Well R at http://www.r-project.org/ could be a good choice but it is not nearly as spiffy as SPSS it is more of a statistical programming language like S plus.  But if you are not intimidated by the TTY interface it would give you the most bang for the buck.  Also go to the mailing lists on apple.com and search the old messages on the sci-tech list.  I have a vague memory that this question was addressed there in recent history.  Could be wrong though, my mind is mighty foggy on that.

-Eric


----------



## edX (Feb 12, 2003)

i discovered R after posting this and installed it but can't find it anywhere. i have no idea how to access it . it said it would run in os x natively as installed with easy install but there is no evidence of it on my harddrive that i have found. i would prefer something a bit more intuitive or straightforward if such exists. i am not a terminal jopckey. but  when it comes to a stats program, spiffy is not necessary as my first experience with one was a dos version of spss.


----------



## lurk (Feb 12, 2003)

I don't honestly remember but I am finking it at the moment and I'll see what I get.  It decided to rebuild half my system from source so it will be a while  ... 

-Eric


----------



## lurk (Feb 12, 2003)

I'm back and it built fine the tricky thing is that it is called R with a capital and lives in /sw/bin/R so I assume that however you installed it it is there.  I just fired it up in an xterm and did a demo(graphics) and got lots of neat blinken lights.

Hope that helps,
-Eric


----------



## edX (Feb 12, 2003)

ok, i have the x11 xterm window open and i type /sw/bin/R and i get a 'Command not found' reply


----------



## edX (Feb 12, 2003)

oh, if you see my other post - x11 for dummy - you'll notice i don't have fink installed yet. does that matter? I'm still waiting for more general help as well.


----------



## lurk (Feb 12, 2003)

OK I think you should install fink first I assume that you downloaded the binary so follow the directions on this page http://fink.sourceforge.net/doc/users-guide/install.php#bin  and then you can stop.  That will give you the basis of Fink and you can then fire up fink commander and start picking stuff.  One think to note is that you should add the system-x11 package since you already have that installed.
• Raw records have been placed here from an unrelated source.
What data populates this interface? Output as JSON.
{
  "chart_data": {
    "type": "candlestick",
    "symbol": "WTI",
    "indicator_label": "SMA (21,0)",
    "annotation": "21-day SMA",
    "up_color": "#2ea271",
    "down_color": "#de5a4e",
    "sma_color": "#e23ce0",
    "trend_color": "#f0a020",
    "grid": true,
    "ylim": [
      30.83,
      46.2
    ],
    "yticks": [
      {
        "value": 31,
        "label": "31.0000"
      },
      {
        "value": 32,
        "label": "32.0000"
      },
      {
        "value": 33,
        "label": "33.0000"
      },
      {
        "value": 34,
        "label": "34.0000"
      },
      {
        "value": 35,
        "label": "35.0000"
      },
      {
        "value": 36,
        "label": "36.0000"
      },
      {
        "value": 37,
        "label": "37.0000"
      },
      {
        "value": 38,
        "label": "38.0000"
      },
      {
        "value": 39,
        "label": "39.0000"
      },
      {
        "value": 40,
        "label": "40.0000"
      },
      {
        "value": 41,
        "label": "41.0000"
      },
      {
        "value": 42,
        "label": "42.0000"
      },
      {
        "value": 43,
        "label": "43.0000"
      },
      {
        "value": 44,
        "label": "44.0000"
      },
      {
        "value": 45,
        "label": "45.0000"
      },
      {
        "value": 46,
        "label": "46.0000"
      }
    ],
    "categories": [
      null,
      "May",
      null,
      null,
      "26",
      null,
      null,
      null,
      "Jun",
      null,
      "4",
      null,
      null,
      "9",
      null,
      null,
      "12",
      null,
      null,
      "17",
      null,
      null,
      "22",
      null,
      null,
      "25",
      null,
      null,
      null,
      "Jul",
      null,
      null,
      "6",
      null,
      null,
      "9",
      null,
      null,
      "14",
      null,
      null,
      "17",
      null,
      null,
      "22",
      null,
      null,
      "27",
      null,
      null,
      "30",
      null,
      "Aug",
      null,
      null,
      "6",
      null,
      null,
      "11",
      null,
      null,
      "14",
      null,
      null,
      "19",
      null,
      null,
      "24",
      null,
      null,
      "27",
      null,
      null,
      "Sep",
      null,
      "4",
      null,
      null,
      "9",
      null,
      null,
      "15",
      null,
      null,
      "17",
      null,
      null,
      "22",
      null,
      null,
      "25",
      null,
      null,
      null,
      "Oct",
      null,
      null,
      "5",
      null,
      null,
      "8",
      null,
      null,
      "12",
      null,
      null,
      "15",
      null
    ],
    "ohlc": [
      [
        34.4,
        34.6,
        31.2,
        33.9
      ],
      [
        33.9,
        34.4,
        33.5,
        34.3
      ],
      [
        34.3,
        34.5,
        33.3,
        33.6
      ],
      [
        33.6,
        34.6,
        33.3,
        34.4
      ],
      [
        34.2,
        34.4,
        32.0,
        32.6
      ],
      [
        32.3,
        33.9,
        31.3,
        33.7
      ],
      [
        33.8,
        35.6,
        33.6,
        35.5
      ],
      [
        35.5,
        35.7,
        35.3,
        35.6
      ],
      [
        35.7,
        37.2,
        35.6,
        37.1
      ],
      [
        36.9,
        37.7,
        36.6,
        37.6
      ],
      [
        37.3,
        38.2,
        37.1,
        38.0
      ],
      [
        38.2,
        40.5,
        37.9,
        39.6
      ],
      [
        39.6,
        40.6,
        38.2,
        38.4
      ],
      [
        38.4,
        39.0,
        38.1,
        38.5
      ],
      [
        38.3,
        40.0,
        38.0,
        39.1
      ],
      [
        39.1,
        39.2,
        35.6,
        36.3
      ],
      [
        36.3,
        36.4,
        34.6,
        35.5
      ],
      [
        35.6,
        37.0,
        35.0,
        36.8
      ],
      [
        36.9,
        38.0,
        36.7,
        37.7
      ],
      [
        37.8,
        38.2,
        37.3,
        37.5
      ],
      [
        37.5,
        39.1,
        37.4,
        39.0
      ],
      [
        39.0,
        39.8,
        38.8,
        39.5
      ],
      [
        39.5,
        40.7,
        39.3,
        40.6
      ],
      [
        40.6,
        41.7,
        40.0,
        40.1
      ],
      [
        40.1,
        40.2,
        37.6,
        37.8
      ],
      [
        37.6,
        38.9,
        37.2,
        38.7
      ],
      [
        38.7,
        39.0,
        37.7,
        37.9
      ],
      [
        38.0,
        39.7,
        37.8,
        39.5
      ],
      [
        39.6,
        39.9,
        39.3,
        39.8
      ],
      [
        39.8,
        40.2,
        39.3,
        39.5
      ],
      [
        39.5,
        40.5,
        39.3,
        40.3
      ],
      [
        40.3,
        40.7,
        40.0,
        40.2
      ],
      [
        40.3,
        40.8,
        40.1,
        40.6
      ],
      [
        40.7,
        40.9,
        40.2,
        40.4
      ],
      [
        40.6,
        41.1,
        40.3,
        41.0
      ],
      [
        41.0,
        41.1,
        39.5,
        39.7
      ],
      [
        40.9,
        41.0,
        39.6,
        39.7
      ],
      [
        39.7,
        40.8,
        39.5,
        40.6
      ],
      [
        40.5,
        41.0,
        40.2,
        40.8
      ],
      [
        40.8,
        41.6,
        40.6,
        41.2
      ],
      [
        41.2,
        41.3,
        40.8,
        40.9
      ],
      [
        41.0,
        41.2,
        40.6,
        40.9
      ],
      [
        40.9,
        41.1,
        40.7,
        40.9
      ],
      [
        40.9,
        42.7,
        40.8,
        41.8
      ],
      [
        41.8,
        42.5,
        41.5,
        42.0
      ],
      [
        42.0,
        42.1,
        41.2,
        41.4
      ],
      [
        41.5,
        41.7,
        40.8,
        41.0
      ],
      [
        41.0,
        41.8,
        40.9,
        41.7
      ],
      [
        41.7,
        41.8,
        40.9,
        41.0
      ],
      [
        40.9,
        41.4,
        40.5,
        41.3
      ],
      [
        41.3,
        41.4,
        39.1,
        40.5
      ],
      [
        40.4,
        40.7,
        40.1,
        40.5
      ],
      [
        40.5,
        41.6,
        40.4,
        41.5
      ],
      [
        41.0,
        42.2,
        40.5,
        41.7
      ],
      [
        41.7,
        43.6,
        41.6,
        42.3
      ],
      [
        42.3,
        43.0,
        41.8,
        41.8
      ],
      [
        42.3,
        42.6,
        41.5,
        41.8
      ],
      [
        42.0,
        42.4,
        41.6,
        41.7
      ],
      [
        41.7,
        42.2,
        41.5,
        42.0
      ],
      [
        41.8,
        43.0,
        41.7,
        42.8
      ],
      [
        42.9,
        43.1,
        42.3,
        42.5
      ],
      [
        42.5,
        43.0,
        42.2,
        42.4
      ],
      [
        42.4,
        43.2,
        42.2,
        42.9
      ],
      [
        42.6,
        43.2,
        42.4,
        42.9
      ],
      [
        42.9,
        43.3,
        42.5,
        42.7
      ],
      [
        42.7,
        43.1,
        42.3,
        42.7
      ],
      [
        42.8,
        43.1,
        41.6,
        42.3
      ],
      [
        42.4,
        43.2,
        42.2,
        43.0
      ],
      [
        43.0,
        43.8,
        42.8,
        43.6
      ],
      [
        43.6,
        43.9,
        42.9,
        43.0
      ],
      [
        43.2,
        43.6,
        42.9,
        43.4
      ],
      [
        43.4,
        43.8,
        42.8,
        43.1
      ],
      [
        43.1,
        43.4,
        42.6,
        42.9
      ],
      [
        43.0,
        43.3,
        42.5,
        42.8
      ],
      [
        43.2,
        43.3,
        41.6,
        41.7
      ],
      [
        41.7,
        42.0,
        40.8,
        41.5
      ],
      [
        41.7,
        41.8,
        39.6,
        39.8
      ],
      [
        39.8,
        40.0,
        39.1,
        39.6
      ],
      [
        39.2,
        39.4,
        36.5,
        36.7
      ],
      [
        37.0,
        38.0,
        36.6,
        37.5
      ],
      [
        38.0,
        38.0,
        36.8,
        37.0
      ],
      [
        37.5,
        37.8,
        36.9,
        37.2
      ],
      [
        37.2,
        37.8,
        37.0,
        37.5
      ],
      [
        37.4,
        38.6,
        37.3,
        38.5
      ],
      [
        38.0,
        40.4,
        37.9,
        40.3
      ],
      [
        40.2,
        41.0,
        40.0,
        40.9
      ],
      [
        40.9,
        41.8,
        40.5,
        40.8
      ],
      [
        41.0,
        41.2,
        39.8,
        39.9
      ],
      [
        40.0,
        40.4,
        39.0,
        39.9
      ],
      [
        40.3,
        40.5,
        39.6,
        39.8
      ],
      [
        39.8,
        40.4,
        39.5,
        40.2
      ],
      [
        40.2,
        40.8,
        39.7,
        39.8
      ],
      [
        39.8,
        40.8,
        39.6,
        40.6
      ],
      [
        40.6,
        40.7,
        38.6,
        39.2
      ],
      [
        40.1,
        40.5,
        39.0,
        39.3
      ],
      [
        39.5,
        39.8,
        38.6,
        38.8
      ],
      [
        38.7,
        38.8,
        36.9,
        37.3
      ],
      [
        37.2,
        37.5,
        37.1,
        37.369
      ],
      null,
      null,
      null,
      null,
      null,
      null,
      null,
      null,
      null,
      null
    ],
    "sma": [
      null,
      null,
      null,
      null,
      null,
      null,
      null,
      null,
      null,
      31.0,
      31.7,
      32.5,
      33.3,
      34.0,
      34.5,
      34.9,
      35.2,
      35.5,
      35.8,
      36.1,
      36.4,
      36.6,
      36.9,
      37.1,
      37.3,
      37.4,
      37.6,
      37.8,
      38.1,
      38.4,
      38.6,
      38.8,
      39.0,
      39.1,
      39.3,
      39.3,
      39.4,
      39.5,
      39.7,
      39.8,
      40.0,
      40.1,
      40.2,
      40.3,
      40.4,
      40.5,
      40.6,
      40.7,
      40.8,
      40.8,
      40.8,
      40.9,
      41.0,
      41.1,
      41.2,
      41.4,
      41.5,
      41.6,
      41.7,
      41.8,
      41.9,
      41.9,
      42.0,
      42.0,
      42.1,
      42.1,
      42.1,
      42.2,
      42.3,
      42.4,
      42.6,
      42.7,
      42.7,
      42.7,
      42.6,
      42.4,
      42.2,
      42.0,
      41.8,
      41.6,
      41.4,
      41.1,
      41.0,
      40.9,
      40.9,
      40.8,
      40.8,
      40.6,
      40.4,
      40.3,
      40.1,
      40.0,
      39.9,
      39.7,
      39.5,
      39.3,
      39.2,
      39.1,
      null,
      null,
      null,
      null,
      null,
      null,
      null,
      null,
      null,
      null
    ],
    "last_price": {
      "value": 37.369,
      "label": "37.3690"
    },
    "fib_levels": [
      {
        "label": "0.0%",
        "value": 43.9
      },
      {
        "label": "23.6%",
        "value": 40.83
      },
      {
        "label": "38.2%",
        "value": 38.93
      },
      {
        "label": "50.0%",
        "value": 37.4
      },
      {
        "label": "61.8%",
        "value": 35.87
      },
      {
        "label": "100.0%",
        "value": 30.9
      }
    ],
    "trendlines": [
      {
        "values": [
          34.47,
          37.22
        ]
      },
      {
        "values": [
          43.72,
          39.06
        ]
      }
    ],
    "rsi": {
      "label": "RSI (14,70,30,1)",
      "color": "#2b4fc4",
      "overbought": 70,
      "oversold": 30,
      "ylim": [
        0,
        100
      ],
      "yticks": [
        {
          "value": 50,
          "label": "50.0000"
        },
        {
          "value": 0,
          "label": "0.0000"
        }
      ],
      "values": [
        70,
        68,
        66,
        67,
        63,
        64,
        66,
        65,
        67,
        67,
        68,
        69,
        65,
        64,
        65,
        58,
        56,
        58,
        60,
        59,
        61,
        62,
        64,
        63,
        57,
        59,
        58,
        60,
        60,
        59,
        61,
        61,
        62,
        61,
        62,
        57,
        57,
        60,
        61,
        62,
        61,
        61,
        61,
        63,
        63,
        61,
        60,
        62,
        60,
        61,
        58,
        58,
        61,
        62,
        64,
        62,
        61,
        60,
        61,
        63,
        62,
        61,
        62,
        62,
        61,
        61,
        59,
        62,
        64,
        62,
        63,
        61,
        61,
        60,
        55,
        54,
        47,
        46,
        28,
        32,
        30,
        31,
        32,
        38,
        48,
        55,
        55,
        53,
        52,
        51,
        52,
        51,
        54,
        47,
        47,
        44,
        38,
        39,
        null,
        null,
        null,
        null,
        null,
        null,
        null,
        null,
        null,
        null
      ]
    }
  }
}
Hopefully someone else can pick it up from there as I am a couple of timezones to the east and am off to the land of nod.

Oh yeah do you have the developer tools installed,  theoretically you don't need them but you will need them 

-Eric


----------



## edX (Feb 12, 2003)

yea, i saw a couple of places where they were listed as a prereq for stuff so i went ahead and installed them. ok, i'm off to try installing fink. 

and thanks again for all you've done to help so far lurk. i appreciate it.


----------



## Durbrow (Feb 13, 2003)

EdX: What are you using for the easy stats like ANOVA, t-tests, etc. Are you using GLMStat or InStat? Or something else? Thanks.


----------



## edX (Feb 13, 2003)

GLMStat is what i picked up to try. i haven't seen InStat. i used to just use excel, believe it or not. which is what really po's me about the exhorbance of stat ware. i'm not looking to ask it to do anything i haven't already learned how to do by hand and could set up in excel if i was so inclined. so why the big bucks?


----------